I come from an embedded background so I ask why everything is actually needed.  
Currently I'm setting up an openvz test environment and the first chroot I 
tried to use was a uClibc+busybox one I had lying around, and building lxc 
natively in that environment wanted me to install libcap (which is so obscure 
that googling for it thinks you mean libpcap), and which required I first build 
and install perl as one of its build prerequisites.

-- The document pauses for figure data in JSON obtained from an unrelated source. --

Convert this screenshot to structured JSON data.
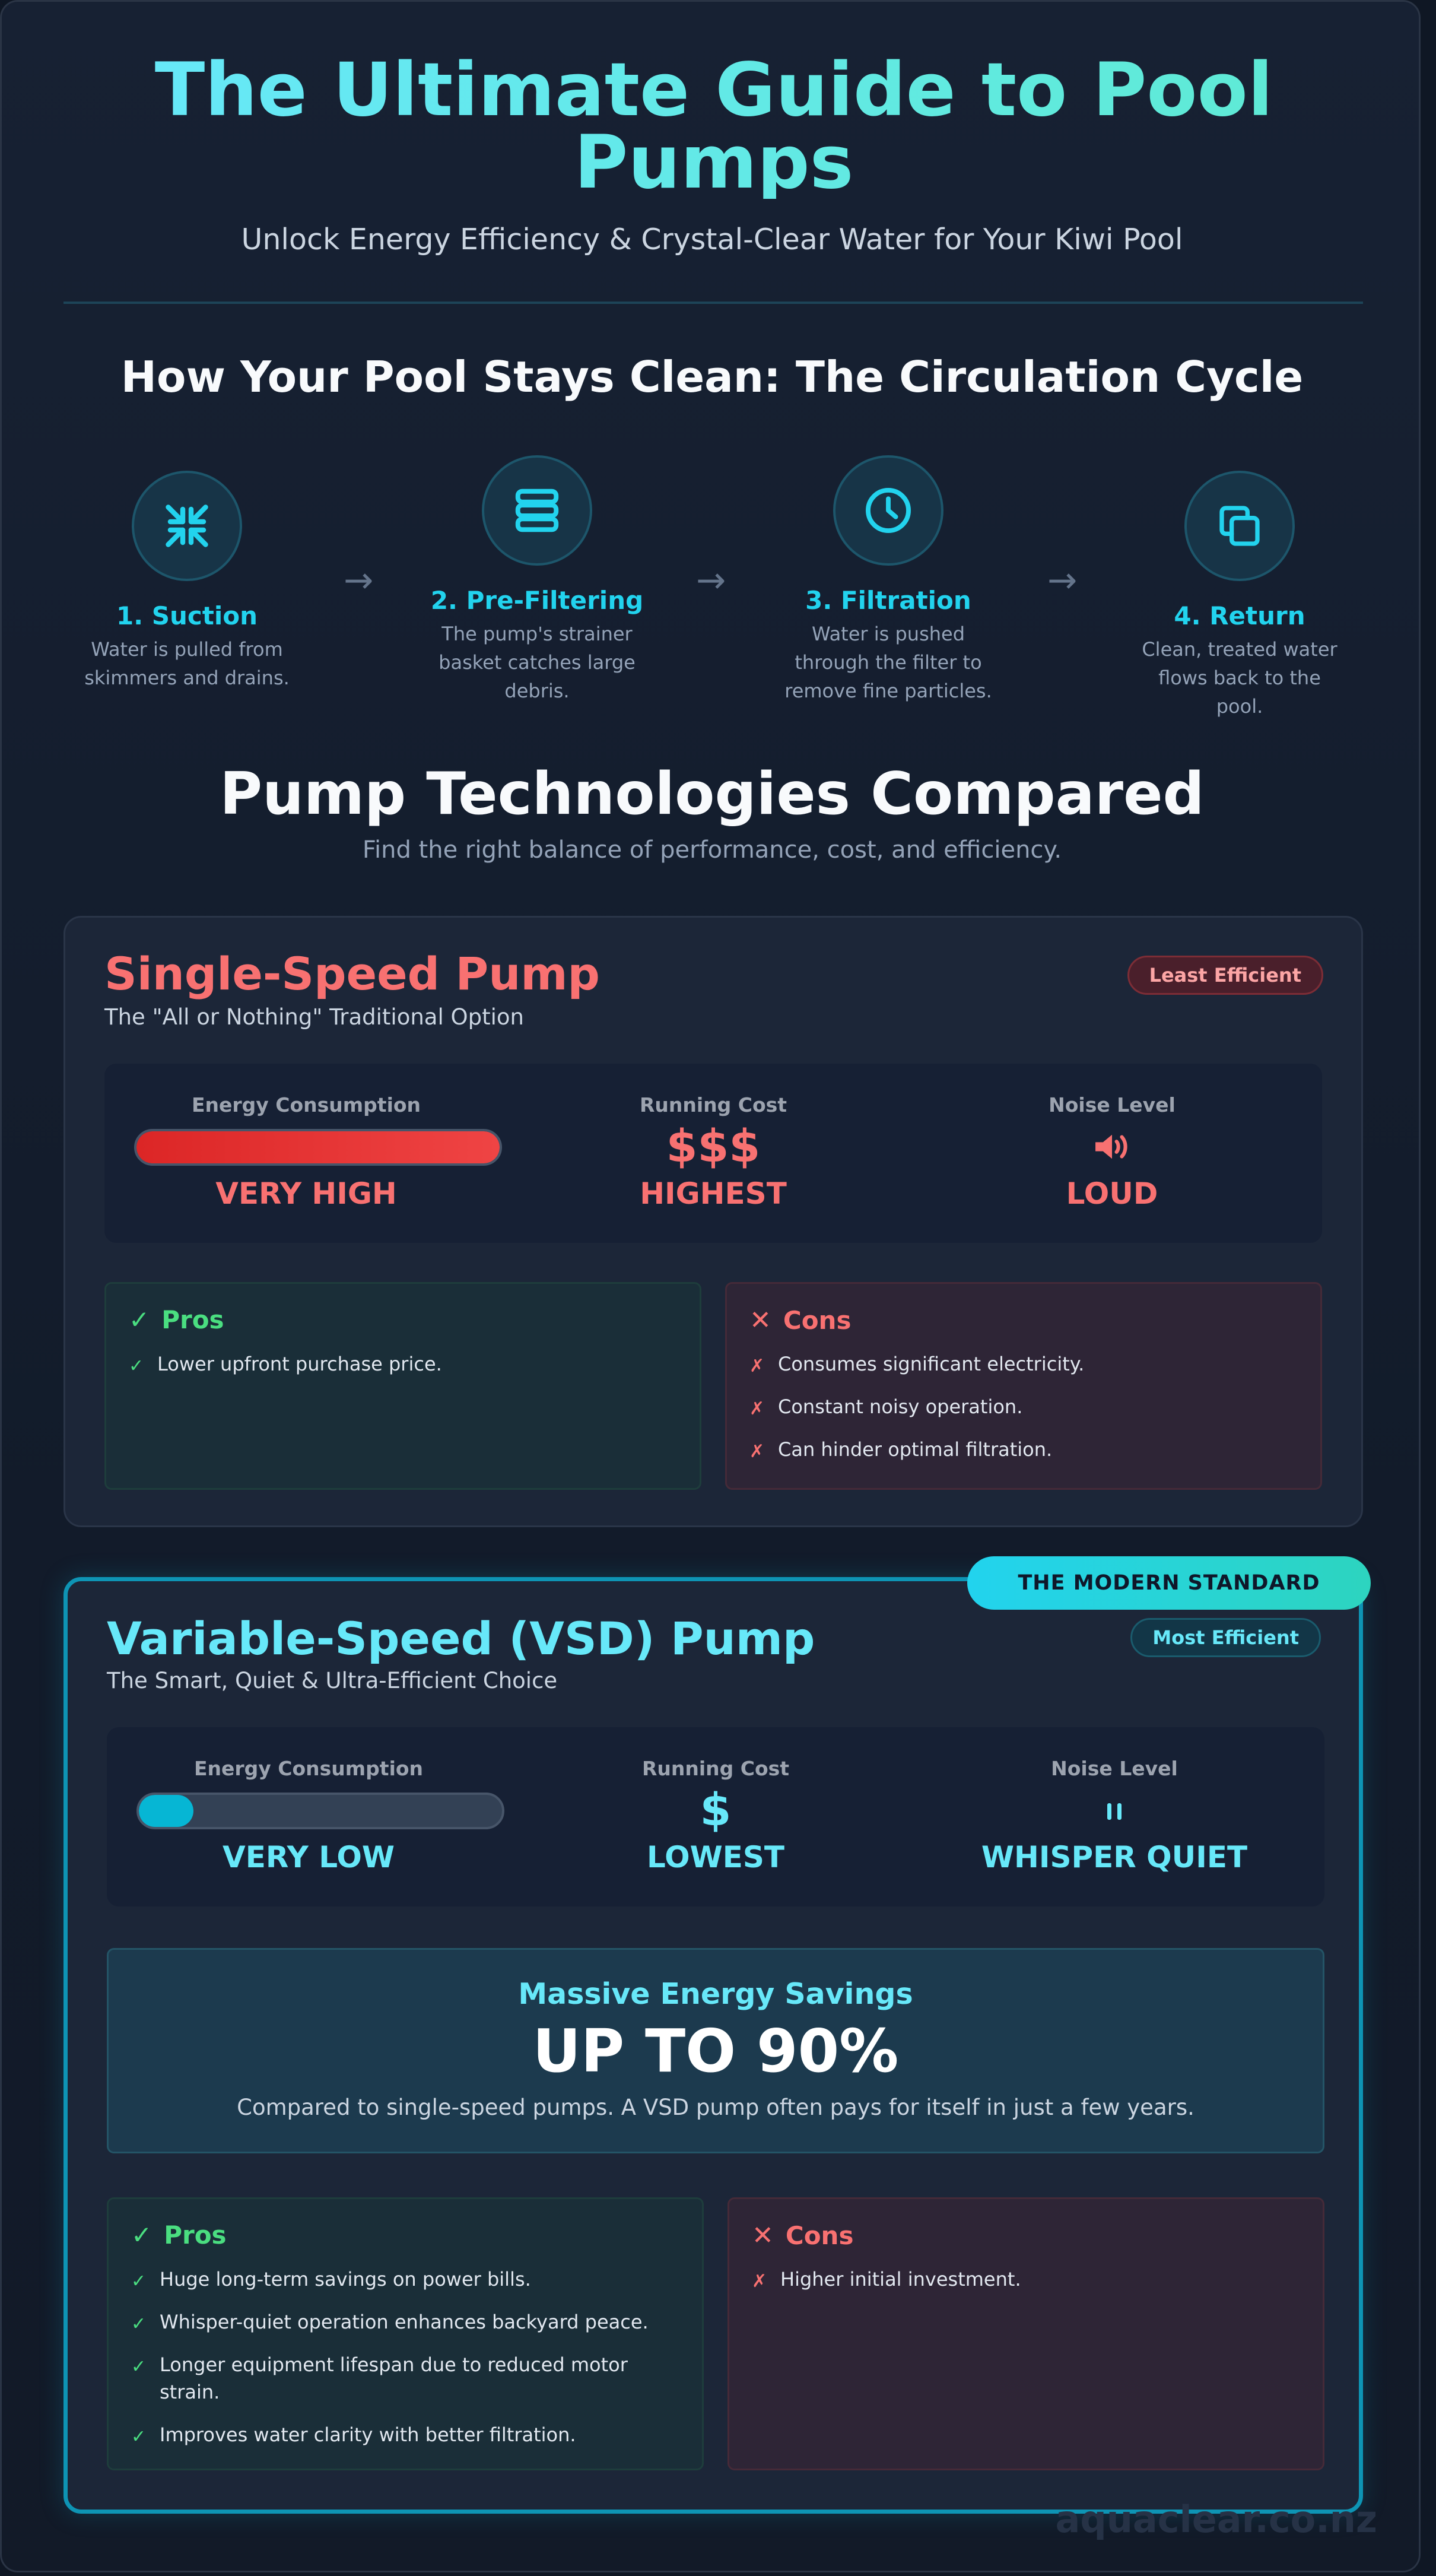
{
  "header": {
    "title": "The Ultimate Guide to Pool Pumps",
    "subtitle": "Unlock Energy Efficiency & Crystal-Clear Water for Your Kiwi Pool"
  },
  "cycle": {
    "title": "How Your Pool Stays Clean: The Circulation Cycle",
    "arrow": "→",
    "steps": [
      {
        "title": "1. Suction",
        "desc": "Water is pulled from skimmers and drains.",
        "icon": "compress-arrows-icon"
      },
      {
        "title": "2. Pre-Filtering",
        "desc": "The pump's strainer basket catches large debris.",
        "icon": "layers-icon"
      },
      {
        "title": "3. Filtration",
        "desc": "Water is pushed through the filter to remove fine particles.",
        "icon": "clock-icon"
      },
      {
        "title": "4. Return",
        "desc": "Clean, treated water flows back to the pool.",
        "icon": "copy-icon"
      }
    ]
  },
  "compare": {
    "title": "Pump Technologies Compared",
    "subtitle": "Find the right balance of performance, cost, and efficiency."
  },
  "single": {
    "name": "Single-Speed Pump",
    "tagline": "The \"All or Nothing\" Traditional Option",
    "badge": "Least Efficient",
    "accent": "#f87171",
    "metrics": {
      "energy_label": "Energy Consumption",
      "energy_level": 1.0,
      "energy_value": "VERY HIGH",
      "cost_label": "Running Cost",
      "cost_symbol": "$$$",
      "cost_value": "HIGHEST",
      "noise_label": "Noise Level",
      "noise_icon": "speaker-loud-icon",
      "noise_value": "LOUD"
    },
    "pros_title": "Pros",
    "pros": [
      "Lower upfront purchase price."
    ],
    "cons_title": "Cons",
    "cons": [
      "Consumes significant electricity.",
      "Constant noisy operation.",
      "Can hinder optimal filtration."
    ]
  },
  "vsd": {
    "ribbon": "THE MODERN STANDARD",
    "name": "Variable-Speed (VSD) Pump",
    "tagline": "The Smart, Quiet & Ultra-Efficient Choice",
    "badge": "Most Efficient",
    "accent": "#67e8f9",
    "metrics": {
      "energy_label": "Energy Consumption",
      "energy_level": 0.15,
      "energy_value": "VERY LOW",
      "cost_label": "Running Cost",
      "cost_symbol": "$",
      "cost_value": "LOWEST",
      "noise_label": "Noise Level",
      "noise_icon": "pause-quiet-icon",
      "noise_value": "WHISPER QUIET"
    },
    "savings": {
      "title": "Massive Energy Savings",
      "value": "UP TO 90%",
      "desc": "Compared to single-speed pumps. A VSD pump often pays for itself in just a few years."
    },
    "pros_title": "Pros",
    "pros": [
      "Huge long-term savings on power bills.",
      "Whisper-quiet operation enhances backyard peace.",
      "Longer equipment lifespan due to reduced motor strain.",
      "Improves water clarity with better filtration."
    ],
    "cons_title": "Cons",
    "cons": [
      "Higher initial investment."
    ]
  },
  "markers": {
    "check": "✓",
    "cross": "✗"
  },
  "footer": {
    "watermark": "aquaclear.co.nz"
  }
}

I've since moved on to a debootstrap sid, but my question still stands because 
containers have their own PID 1 and their own UID namespace, which means they 
have local root.  Tangling in capabilities is like tangling in selinux, it 
seems to me that the more heavyweight the solution is from an administrative 
standpoint the less likely casual users are to pick it up and use it.  Do you 
really want to limit the entire potential audience of containers to a subset of 
the people who think capabilities are a good idea?  Is there a strong reason to 
_exclude_ them?  What is this extra complexity actually needed for?

 Rob
________________________________________
From: Michael Tokarev [...@tls.msk.ru]
Sent: Friday, December 17, 2010 3:12 AM
To: Rob Landley
Cc: lxc-devel@lists.sourceforge.net
Subject: Re: [lxc-devel] Building without libcap2?

17.12.2010 05:48, Rob Landley wrote:
> Is there any way to tell lxc that I'll run it as root if I want root access, 
> and not to fiddle with capabilities?  (If there's a ./configure option for 
> this, I haven't found it...)

What problem you're trying to solve?